A croire, en plus, que je fais semblant
20 Octobre, je suis envoyé en détachement des personnels isolés (à la maison, quoi). Je vais 3 fois par semaine en hospitalisation de jour avec cannes anglaises et orthèses.
Décembre, plus d’orthèses et viré de l’armée : marche ou crève (ben quand tu marches plus, tu crèves, c’est simple à comprendre). Je pense voir trouble et avoir perdu de la sensibilité auditive. Examen de l’armée : RAS, à croire en plus que je fais semblant.
Janvier, une canne et une autonomie estimée à 100 mètres.
Avril, nous rentrons à la Réunion, autonomie 250 mètres.
Affaire classée pour les médecins
Les années ont passé, j’ai toujours des fatigues assez fréquentes (raison pour laquelle je n’ai pas réussi à rester au sein de mes emplois). J’ai des « fourmis » 24/24h aux niveaux des pieds. Mes releveurs se bloquent à la position perpendiculaire et ça suffit pour marcher. Quant à mes yeux, ils ne sont plus ce qu’ils étaient.

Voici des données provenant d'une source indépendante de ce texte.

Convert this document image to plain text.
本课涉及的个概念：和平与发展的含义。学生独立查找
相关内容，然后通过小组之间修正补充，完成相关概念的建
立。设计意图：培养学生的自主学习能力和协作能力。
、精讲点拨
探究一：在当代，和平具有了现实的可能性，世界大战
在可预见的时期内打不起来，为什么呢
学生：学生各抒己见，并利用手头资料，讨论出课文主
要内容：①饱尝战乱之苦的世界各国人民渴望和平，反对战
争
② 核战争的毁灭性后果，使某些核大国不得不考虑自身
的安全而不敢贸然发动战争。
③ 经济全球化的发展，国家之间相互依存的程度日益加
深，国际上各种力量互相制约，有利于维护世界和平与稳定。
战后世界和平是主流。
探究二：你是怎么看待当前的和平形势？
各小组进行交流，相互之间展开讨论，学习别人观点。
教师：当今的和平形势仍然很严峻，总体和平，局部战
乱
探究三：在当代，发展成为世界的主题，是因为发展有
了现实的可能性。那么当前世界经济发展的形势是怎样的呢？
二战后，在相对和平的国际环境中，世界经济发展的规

Le neurologue expert désigné par l’armée considère que je simule puisque le syndrome de Guillain Barré ne laisse aucune séquelles officiellement. Même lorsqu’il me dit que s’il voulait il pourrait demander un électromyogramme pour vérifier, et que je lui réponds : « Allez-y, pas de soucis », il a tout juste un doute. Un de ses amis a eu le syndrome et s’en est remis au bout de trois mois, c’est uniquement sur ces faits qu’il croit que tout est pareil pour tous les malades.
L’ophtalmo considère quant à lui qu’il n’y a aucune relation de cause à effet entre mes problèmes oculaires et le syndrome de Guillain Barré. Et en plus je dois être d’accord, parce qu’il n’a pas envie d’étudier le dossier plus avant.
Reste mon médecin traitant, que je vois tous les 3 mois. Il vient de m’apprendre qu’il était lui aussi médecin expert. Et qu’il connaît mon dossier. Et qu’il reconnaît que mon état était des plus graves.